Was die Erklärung dort zu suchen hat, wann sie zur Pflicht wird und was man dabei beachten muss, erfahren Sie hier.

Egal ob Hausarbeit, Semesterarbeit, Bachelor- oder Masterarbeit: An der Hochschule wird häufig eine eidesstattliche Versicherung erwartet. Mit ihr beteuern Sie, dass Sie Ihre wissenschaftliche Arbeit allein geschrieben haben. Außerdem versichern Sie damit, dass Sie Inhalte aus anderen Werken korrekt zitieren und mit einem entsprechenden Quellenhinweis versehen haben.
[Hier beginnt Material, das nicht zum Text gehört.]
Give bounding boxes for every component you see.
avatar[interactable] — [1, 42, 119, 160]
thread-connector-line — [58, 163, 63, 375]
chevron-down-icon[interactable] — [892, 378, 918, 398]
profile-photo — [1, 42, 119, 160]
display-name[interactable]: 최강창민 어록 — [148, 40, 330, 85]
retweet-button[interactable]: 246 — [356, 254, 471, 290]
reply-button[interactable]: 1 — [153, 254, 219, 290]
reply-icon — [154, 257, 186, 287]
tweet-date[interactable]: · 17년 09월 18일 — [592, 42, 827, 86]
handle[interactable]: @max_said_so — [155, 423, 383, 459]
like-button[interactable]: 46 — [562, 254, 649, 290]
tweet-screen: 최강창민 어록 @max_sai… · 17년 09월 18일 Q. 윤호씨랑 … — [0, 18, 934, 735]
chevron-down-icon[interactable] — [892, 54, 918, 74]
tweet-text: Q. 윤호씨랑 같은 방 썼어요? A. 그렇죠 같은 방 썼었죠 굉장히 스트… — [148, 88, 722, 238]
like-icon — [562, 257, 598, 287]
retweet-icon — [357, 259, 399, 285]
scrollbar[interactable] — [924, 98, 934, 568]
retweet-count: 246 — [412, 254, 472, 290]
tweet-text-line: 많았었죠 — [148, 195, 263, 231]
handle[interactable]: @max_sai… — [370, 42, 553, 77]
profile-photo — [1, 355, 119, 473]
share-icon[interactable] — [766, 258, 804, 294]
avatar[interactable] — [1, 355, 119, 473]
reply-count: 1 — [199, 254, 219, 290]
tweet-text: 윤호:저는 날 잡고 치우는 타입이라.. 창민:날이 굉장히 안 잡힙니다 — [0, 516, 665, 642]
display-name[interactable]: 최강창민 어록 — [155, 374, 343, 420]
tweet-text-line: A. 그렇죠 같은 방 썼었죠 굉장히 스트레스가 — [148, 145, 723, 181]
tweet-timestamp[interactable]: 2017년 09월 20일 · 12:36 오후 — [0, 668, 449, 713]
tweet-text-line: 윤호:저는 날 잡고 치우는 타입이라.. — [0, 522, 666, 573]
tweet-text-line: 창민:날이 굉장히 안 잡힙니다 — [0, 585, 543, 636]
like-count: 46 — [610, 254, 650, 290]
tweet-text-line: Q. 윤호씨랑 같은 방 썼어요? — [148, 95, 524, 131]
Das ist wichtig, denn mit Ihrem Werk wollen Sie beweisen, dass Sie wissenschaftlich arbeiten können. Und dazu gehört es eben, richtig zu zitieren und Quellen zu nennen. Denn von anderen abzuschreiben, hat nichts mit wissenschaftlichem Arbeiten zu tun. Plagiate können heute sehr gut mithilfe von Software erkannt werden. Wer dabei erwischt wird, ein Plagiat abgegeben zu haben, wird damit rechnen müssen, dass die Arbeit nicht anerkannt wird. Es kann auch passieren, dass man eine Strafe zahlen muss – oder sogar, dass man exmatrikuliert wird.

Was in der Erklärung stehen sollte
Grundsätzlich gilt für eidesstattliche Erklärungen, dass sie unterschiedlich formuliert sein können. Was genau Sie schreiben sollten, hängt auch von der Hochschule ab, an der Sie immatrikuliert sind. Üblicherweise bieten Hochschulen im Internet eine Vorlage an, die Sie sich kopieren können, um sie dann in der wissenschaftlichen Arbeit zu verwenden. Neben den drei Bausteinen

  • Versicherung der Eigenleistung,
  • korrekte Zitierweise und Quellenhinweise sowie
  • Erklärung, die Arbeit nicht bereits anderswo eingereicht zu haben,

kann außerdem von den Studierenden das Einverständnis dazu verlangt werden, dass die Arbeit mit einer Software auf Plagiate geprüft wird. Außerdem müssen Sie möglicherweise versichern, dass die gedruckte Ausgabe der Arbeit identisch ist mit der digitalen.

Wo der richtige Platz für die Erklärung ist
Ihre eidesstattliche Erklärung sollte auf einer eigenen Seite entweder ganz hinten in Ihrer Arbeit stehen – oder direkt zu Beginn des Werkes. Fragen Sie in Ihrer Fakultät nach, welche Richtlinien gelten. Außerdem müssen Sie die Erklärung üblicherweise handschriftlich unterschreiben. Datum nicht vergessen!